Says an Eastern proverb, "the sage is the instructor of a hundred ages," so he can afford to wait till one or two be past away, abiding with the few, waiting for the fit and the many. Says a writer:

“There is somewhat touching in the madness with which the passing age mischooses the object on which all candles shine, and all eyes are turned; the care with which it registers every trifle touching Queen Elizabeth, and King James, and the Essexes, Leicesters, Burleighs, and Buckinghams; and lets pass, without a single valuable note, the founder of another dynasty, which alone will cause the Tudor dynasty to be remembered,— the man who carries the Saxon race in him by the inspiration which feeds him, and on whose thoughts the foremost people of the world are now for some ages to be nourished, and minds to receive this and not another bias. A popular player,- nobody suspected he was the poet of the human race; and the secret was kept as faithfully from poets and intellectual men, as from courtiers and frivolous people. Bacon, who took the inventory of the human understanding for his times, never mentioned his name. Ben Jonson had no suspicion of the elastic fame whose first vibrations he was attempting. He no doubt thought the praise he has conceded to him generous, and esteemed himself, out of all question, the better poet of the

two.

"If it need wit to know wit, according to the proverb, Shakspeare's time should be capable of recognizing it. Since the constellation of great men who appeared in Greece in the

time of Pericles, there was never any such society, yet their genius failed them to find out the best head in the universe. Our poet's mask was impenetrable. You cannot see the mountain near. It took a century to make it suspected; and not until two centuries had passed, after his death, did any criticism which we think adequate begin to appear. It was not possible to write the history of Shakspeare till now."
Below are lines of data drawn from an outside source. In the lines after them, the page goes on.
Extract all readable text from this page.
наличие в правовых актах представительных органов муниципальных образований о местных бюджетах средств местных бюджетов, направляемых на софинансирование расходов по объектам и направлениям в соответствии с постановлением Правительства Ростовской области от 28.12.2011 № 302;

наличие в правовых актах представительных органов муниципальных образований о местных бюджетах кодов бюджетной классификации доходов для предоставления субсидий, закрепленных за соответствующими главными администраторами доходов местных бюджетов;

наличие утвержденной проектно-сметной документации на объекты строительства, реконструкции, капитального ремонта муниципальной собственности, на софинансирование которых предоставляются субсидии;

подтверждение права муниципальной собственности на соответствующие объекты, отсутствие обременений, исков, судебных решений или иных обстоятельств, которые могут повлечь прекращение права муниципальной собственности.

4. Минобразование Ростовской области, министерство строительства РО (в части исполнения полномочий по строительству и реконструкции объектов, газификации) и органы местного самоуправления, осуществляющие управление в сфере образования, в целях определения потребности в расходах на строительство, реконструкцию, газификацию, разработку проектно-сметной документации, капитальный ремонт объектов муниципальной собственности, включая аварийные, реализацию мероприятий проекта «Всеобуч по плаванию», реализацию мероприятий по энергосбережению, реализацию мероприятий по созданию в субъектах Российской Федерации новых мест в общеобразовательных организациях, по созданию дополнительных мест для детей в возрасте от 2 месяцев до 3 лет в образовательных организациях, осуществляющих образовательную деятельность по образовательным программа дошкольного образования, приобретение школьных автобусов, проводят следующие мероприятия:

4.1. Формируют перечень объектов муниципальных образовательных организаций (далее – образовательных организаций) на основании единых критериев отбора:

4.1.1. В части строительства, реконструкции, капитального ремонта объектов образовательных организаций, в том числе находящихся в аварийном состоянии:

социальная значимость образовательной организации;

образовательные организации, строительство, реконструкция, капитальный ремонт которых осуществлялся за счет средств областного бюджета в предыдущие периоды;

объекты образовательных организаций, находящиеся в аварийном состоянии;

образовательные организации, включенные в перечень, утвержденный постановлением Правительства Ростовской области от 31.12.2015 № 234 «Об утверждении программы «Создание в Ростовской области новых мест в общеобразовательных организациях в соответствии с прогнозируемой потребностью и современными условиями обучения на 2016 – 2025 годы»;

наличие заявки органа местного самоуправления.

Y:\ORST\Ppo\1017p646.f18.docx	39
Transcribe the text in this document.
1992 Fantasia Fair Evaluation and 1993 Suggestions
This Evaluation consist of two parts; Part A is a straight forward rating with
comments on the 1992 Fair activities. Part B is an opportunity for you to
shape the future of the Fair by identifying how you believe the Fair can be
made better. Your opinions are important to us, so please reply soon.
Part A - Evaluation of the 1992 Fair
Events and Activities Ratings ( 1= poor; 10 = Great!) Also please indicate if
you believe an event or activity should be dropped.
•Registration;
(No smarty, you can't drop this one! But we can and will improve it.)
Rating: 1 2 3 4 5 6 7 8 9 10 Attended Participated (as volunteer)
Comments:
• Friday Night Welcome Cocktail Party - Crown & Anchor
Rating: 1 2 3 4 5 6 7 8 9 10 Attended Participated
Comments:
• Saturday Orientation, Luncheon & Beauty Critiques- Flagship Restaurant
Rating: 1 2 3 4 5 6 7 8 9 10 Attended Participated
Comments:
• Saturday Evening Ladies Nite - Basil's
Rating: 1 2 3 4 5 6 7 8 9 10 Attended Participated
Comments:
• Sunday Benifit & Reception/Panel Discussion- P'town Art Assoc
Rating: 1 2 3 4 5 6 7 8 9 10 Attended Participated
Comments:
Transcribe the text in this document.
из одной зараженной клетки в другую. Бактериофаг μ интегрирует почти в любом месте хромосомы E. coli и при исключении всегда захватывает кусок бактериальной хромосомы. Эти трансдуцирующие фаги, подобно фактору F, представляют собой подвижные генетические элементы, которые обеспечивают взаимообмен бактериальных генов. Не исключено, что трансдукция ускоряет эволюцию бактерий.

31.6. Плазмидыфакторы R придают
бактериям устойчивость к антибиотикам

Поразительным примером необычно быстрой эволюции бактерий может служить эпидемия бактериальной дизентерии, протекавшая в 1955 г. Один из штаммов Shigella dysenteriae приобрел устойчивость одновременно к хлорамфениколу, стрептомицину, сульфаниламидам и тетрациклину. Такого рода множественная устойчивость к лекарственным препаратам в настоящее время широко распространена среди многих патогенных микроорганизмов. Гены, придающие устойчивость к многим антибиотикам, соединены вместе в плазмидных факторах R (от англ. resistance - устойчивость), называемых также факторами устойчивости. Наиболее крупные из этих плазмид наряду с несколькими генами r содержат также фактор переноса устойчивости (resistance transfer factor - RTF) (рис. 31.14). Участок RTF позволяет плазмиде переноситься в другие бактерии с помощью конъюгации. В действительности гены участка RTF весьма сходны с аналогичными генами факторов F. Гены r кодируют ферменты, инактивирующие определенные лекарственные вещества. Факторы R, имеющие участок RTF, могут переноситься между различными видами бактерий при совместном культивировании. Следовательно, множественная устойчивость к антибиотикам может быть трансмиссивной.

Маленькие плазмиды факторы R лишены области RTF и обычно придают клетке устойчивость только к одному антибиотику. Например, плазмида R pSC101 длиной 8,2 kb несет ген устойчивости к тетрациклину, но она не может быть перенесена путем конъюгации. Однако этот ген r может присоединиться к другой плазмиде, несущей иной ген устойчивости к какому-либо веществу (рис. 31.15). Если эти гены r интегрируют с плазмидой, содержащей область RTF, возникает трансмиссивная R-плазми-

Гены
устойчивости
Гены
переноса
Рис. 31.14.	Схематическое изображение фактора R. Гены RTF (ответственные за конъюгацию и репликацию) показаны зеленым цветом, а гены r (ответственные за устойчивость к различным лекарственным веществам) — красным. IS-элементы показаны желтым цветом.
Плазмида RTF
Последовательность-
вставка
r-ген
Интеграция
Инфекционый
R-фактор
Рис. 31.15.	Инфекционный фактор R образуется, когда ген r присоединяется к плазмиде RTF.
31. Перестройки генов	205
It is now almost fourteen years since Mr. Emerson published his first book, Nature. A beautiful work it was, and will be deemed for many a year to come. In this old world of literature, with more memory than wit, with much tradition and little invention, with more fear than love, and a great deal of criticism upon very little poetry, there came forward this young David, a shepherd, but to be a king, "with his garlands and singing robes about him;" one note upon his new and fresh-strung lyre was "worth a thousand men." Men were looking for something original, they always are; when it came some said it thundered, others that an angel had spoke. How men wondered at the little book! It took nearly twelve years to sell the five hundred copies of Nature. Since that time Mr. Emerson has said much, and if he has not printed many books, at least has printed much; some things far surpassing the first essay, in richness of material, in perfection of form, in continuity of thought; but nothing which has the same youthful freshness, and the same tender beauty as this early violet, blooming out of Unitarian and Calvinistic sand or snow. Poems and Essays of a later date are there, which show that he has had more time and woven it into life; works which present us with thought deeper, wider, richer, and more complete, but not surpassing the simplicity and loveliness of that maiden flower of his poetic spring.